We have been busy baking another large update for you which is full of oozy goodness. It includes an updated toolchain based on GCC 10 and glibc 2.32 and we have added a lot of tuning which makes IPFire 33% faster on some systems.
Toolchain Update
IPFire is based on glibc 2.32, the standard library for all C programs, and GCC 10.2, the GNU Compiler Collection. Both bring various bug fixes and improvements.
The most notable change is that we have decided to remove a mitigation Spectre 2 which caused that user space programs in IPFire were running about 50% slower due to using a microcode feature which is called "retpoline". Those "return trampolines" disable the branch prediction engine in out-of-order processors which was considered to help with mitigating leaking any information from any unaccessible kernel space.
This is however not as effective as thought and massively decreases performance in the user land which mainly affects features like our Intrusion Prevention System, Web Proxy and URL filter. We still use this mechanism to avoid leaking any kernel memory into the user space.
On top of that, we have updated various tools used for building IPFire as well as core libraries.
We have also enabled a new GCC feature called "stack clash protection" on x86_64 and aarch64 which adds additional checks to mitigate exploits and we have enabled "CF protection" which hardens all software against attackers gaining control over a program flow and circumventing security checks like password or signature validation.
BootHole, aka GRUB 2.04
As reported on the media, there were various security vulnerabilities in the GRUB boot loader which is used in IPFire on x86_64, i586 and aarch64. These have now been patched in IPFire and the new boot loader is installed automatically.

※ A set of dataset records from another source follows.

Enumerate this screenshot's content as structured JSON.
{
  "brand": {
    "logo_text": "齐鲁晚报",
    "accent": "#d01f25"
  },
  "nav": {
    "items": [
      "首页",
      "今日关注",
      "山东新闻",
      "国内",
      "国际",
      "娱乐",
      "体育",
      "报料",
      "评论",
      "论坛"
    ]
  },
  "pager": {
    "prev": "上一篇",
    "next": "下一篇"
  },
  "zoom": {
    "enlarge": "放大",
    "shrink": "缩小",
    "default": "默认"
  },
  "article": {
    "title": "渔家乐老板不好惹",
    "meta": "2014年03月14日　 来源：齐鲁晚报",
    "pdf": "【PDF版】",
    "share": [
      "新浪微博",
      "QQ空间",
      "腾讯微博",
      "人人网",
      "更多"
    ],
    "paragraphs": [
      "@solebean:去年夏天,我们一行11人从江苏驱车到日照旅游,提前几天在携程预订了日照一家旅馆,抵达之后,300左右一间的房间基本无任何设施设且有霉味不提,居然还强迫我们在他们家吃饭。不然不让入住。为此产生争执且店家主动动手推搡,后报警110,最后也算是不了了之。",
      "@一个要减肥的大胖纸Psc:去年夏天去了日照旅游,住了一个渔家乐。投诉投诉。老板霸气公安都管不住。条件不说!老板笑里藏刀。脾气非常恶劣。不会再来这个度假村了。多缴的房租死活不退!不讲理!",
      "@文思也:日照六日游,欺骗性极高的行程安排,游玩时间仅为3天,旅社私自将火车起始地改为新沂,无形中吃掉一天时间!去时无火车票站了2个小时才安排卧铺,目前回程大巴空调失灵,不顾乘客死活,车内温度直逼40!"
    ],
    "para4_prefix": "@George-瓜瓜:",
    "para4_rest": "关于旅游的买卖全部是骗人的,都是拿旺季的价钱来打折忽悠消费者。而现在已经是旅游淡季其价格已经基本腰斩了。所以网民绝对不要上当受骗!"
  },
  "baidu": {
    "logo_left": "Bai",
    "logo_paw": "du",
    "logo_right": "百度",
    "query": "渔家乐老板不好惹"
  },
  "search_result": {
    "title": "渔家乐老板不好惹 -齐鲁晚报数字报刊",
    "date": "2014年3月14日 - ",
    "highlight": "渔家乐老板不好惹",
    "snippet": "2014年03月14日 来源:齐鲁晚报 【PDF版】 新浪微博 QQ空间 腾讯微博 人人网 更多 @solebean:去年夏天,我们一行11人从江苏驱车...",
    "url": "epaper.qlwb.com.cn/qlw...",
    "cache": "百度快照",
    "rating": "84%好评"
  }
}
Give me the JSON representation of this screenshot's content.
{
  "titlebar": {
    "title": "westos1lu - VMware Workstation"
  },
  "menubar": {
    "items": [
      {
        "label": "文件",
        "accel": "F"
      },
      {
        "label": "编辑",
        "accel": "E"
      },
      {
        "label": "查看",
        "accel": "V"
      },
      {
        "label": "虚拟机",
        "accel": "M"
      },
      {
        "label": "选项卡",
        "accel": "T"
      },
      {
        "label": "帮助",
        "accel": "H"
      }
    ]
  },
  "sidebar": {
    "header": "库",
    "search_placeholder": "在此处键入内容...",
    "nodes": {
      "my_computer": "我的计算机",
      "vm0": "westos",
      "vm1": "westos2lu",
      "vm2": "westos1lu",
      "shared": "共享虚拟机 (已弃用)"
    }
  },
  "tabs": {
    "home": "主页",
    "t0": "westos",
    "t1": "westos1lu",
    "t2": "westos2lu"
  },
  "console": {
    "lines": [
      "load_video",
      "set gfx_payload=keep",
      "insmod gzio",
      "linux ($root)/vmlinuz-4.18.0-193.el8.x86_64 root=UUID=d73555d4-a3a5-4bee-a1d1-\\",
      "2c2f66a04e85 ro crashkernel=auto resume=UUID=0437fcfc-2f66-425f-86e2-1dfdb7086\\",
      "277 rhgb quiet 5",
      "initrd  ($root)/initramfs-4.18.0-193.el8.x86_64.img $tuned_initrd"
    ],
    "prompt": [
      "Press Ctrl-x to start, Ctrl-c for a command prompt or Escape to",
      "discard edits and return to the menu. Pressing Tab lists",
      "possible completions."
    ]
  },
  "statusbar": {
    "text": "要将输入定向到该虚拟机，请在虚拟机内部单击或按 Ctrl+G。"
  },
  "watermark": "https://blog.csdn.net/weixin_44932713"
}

Intel Security Vulnerabilities & Virtual Machines
In May 2019, we have announced to disable SMT on all machines. This is now disabled for any virtual machines since the mitigation is required to be activated on the host system.
Emulated processors might run on multiple physical processors which IPFire in a virtual machine has no control over. However, we still recommend against running IPFire in a virtual environment.
Deprecating i586
This release also officially degrades the i586 architecture to a secondary architecture. On the download page, you will already find downloads for that architecture at the bottom of the page.
This is because various security mitigations are not available for i586 and development work on the Linux kernel and other software that IPFire relies on is mainly done for x86_64 or other modern 64 bit architectures. This is a development that we saw coming for a while now, and despite that we will try to keep IPFire available in this architecture.
We urge everyone who's hardware supports it to update their systems to x86_64. You will see a notification on the web user interface if you are affected.
Misc.
- OpenSSL: We have removed all ciphers that do not support Perfect Forward Secrecy from the default cipher list. That means that all programs in IPFire that initiate TLS connections will no longer accept any "weak" ciphers without PFS.
- OpenVPN
- In order to make IPFire compliant with PCI DSS, OpenVPN requires all clients to use TLS 1.2 or newer. This change is automatically enabled on all systems and very old clients might need to be updated. Please check if you are using any outdated clients before updating.
- The maximum number of simultaneous OpenVPN connections can now be set to up to 1024 and was limited to 255 before.
- New packages: zstd, a modern and fast compression algorithm is now part of IPFire
- Updated packages: apache 2.4.46, bind 9.11.21, bison 3.7.1, curl 7.71.1, GRUB 2.04, intel-microcode 20200616, hyperscan 5.3.0, iproute2 5.8.0, kbd 2.2.0, logrotate 3.17.0, lsof 4.91, mpfr 4.1.0, popt 1.18, unbound 1.11.0, xfsprogs 5.7.0
Add-ons
- Updated: clamav 0.102.4, dnsdist 1.5.0, haproxy 2.2.2, fping 5.0, libvirt 6.5.0, minicom 2.7.1, nfs 2.5.1, postfix 3.5.6, qemu 5.0.0, rsync 3.2.3, spandsp 0.0.6, tor 0.4.3.6, tshark 3.2.6, usbredir 0.8.0, watchdog 5.16, WIO
- Marcel Follert has contributed a new package: socat, a CLI tool which can be used to communicate with UNIX sockets.